So, if Fernando is re-writing La vie des abeilles in a project similar to Menard's re-writing of Don Quijote, in order to imbue an identical textual surface with a different production history, he could be doing so in order to shed light on how his family works: as a swarm within a hive, guided by an incomprehensible spirit. Really, whatever is related to frequency seems to confirm this: be it the color frequencies 'let through' by the filtering windows, or be it the acoustic layering within the house. Part of Fernando's evening habits lies in listening to shortwave radio, and one is tempted to say that he listens to the BBC or some other program prohibited in fascist Spain; to a frequency, anyway, that is hard for states to censor (as shortwaves can travel over thousands of miles without the need of an intermediate transmitter, so a single shortwave emitter in London can transfer its messages to a recipient in the meseta without it having to pass through any 'official', state-controlled transmission gate). While he listens to the radio, the two children have their conversation in bed, about the spirit; and because they are supposed to be sleeping, they wisper, choosing, themselves, a hard-to-control frequency. While Isabel explains that the spirit is indeed somewhere out there, Ana overhears the steps of Fernando as he paces through his reading room, listening to the radio, and the heavy steps of the father make it easy for both Ana's and the viewer's (and listener's) imagination to hear the heavy steps of the intermittently corporeal spirit within them –
– as it "ronde las habitaciones", in Lorca's words, 'stalks around the house', all while está el padre en casa, the father is in the house (in his reading room, listening to radio), but now inhabiting the very acoustic frequencies that allow him to collapse, on some level, into el papón, the big-daddy-of-control that is the Castilian version of el coco.

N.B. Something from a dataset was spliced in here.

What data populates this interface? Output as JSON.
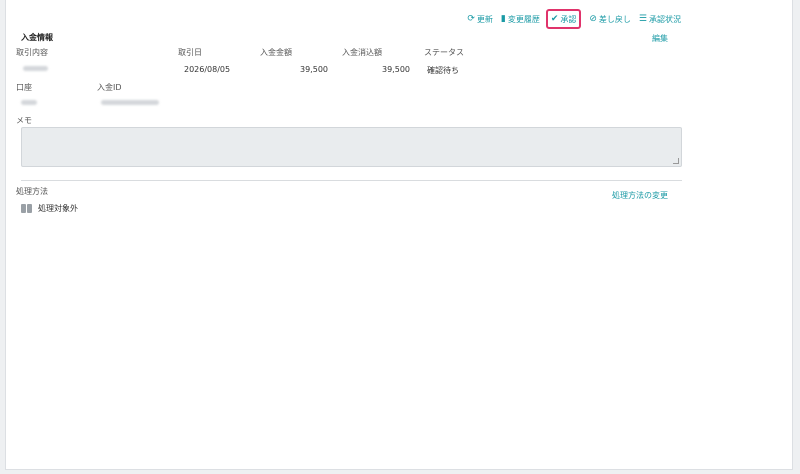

Papa's boots. Recall, here, that the shape the spirit has taken in the one instance is the monster from Frankenstein, a name that cannot but echo, especially when pronounced in the Spanish accent employed by the itinerant showman who presents it in the town hall, that other, Big-Daddy-of-Control name: Francisco Franco. What exactly is your job, Fernando? What kind of radio are you listening to? What did you do in those previous years, before you entered the fog of "hacia 1940"? Are you a melancholy, desperate dissident exiled in a nowhere, defending a golden light for your family, keeping bees, taking revenge for Eugène Marais, quietly criticizing fascism by re-writing La vie des abeilles, holding hopes up, listening to the BBC? Or are you another syllable of the disturbingly stupid refrains of el papón, of Francisco "Frankenstein" Franco and his Colonel[s] Coco, that are somewhere out there? Why is your wife so distant from you?
But note that these are question marks, and must remain as such for the moment. Again, we're confronted with a prism of possibilities, with the film suspending its own judgment.

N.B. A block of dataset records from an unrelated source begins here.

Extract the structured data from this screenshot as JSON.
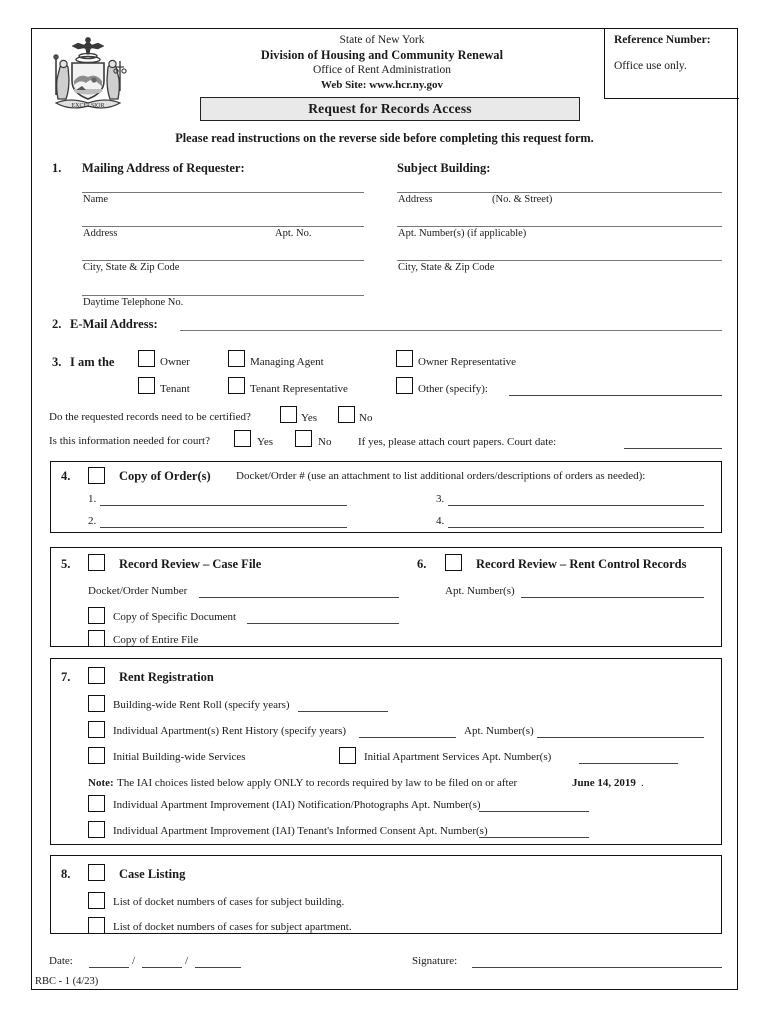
{
  "header": {
    "seal_alt": "new-york-state-seal",
    "org_line1": "State of New York",
    "org_line2": "Division of Housing and Community Renewal",
    "org_line3": "Office of Rent Administration",
    "org_line4": "Web Site:  www.hcr.ny.gov",
    "reference_title": "Reference Number:",
    "reference_sub": "Office use only.",
    "form_title": "Request for Records Access",
    "instruction": "Please read instructions on the reverse side before completing this request form."
  },
  "section1": {
    "number": "1.",
    "requester_heading": "Mailing Address of Requester:",
    "building_heading": "Subject Building:",
    "requester_fields": [
      "Name",
      "Address",
      "Apt. No.",
      "City, State & Zip Code",
      "Daytime Telephone No."
    ],
    "building_fields": [
      "Address",
      "(No. & Street)",
      "Apt. Number(s) (if applicable)",
      "City, State & Zip Code"
    ]
  },
  "section2": {
    "number": "2.",
    "label": "E-Mail Address:"
  },
  "section3": {
    "number": "3.",
    "label": "I am the",
    "options": [
      "Owner",
      "Managing Agent",
      "Owner Representative",
      "Tenant",
      "Tenant Representative",
      "Other (specify):"
    ],
    "certified_question": "Do the requested records need to be certified?",
    "certified_yes": "Yes",
    "certified_no": "No",
    "court_question": "Is this information needed for court?",
    "court_yes": "Yes",
    "court_no": "No",
    "court_note": "If yes, please attach court papers. Court date:"
  },
  "section4": {
    "number": "4.",
    "heading": "Copy of Order(s)",
    "description": "Docket/Order # (use an attachment to list additional orders/descriptions of orders as needed):",
    "items": [
      "1.",
      "2.",
      "3.",
      "4."
    ]
  },
  "section5": {
    "number": "5.",
    "heading": "Record Review – Case File",
    "docket_label": "Docket/Order Number",
    "option_specific": "Copy of Specific Document",
    "option_entire": "Copy of Entire File"
  },
  "section6": {
    "number": "6.",
    "heading": "Record Review – Rent Control Records",
    "apt_label": "Apt. Number(s)"
  },
  "section7": {
    "number": "7.",
    "heading": "Rent Registration",
    "opt_rent_roll": "Building-wide Rent Roll (specify years)",
    "opt_rent_history": "Individual Apartment(s) Rent History (specify years)",
    "opt_rent_history_apt": "Apt. Number(s)",
    "opt_initial_building": "Initial Building-wide Services",
    "opt_initial_apartment": "Initial Apartment Services  Apt. Number(s)",
    "note_prefix": "Note:",
    "note_body": "The IAI choices listed below apply ONLY to records required by law to be filed on or after",
    "note_date": "June 14, 2019",
    "note_period": ".",
    "opt_iai_notification": "Individual Apartment Improvement (IAI) Notification/Photographs  Apt. Number(s)",
    "opt_iai_consent": "Individual Apartment Improvement (IAI) Tenant's Informed Consent  Apt. Number(s)"
  },
  "section8": {
    "number": "8.",
    "heading": "Case Listing",
    "opt_building": "List of docket numbers of cases for subject building.",
    "opt_apartment": "List of docket numbers of cases for subject apartment."
  },
  "footer": {
    "date_label": "Date:",
    "slash1": "/",
    "slash2": "/",
    "signature_label": "Signature:",
    "form_code": "RBC - 1 (4/23)"
  }
}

Let me instead follow Ana's thread, as it were, and go to the other scene in which she discusses the spirit. This time, it is with her mother, in the one scene they share screentime. Teresa combs Ana's hair, and while she does, Ana asks her what a spirit is.

Un espíritu es un espíritu, Teresa replies. A spirit is a spirit [and nothing more, she implies: don't come at me with metaphor]. Are they good or bad, Ana wants to know. To good girls they're very good, the mother answers, to bad girls they're very bad.
So abstract is the blur that is el coco, Lorca says, that the fear it evokes is a cosmic fear, but it is also so abstract that its characteristics will depend almost exclusively on the imagination of the child – y puede, incluso, serle simpatico. One can even grow to like it.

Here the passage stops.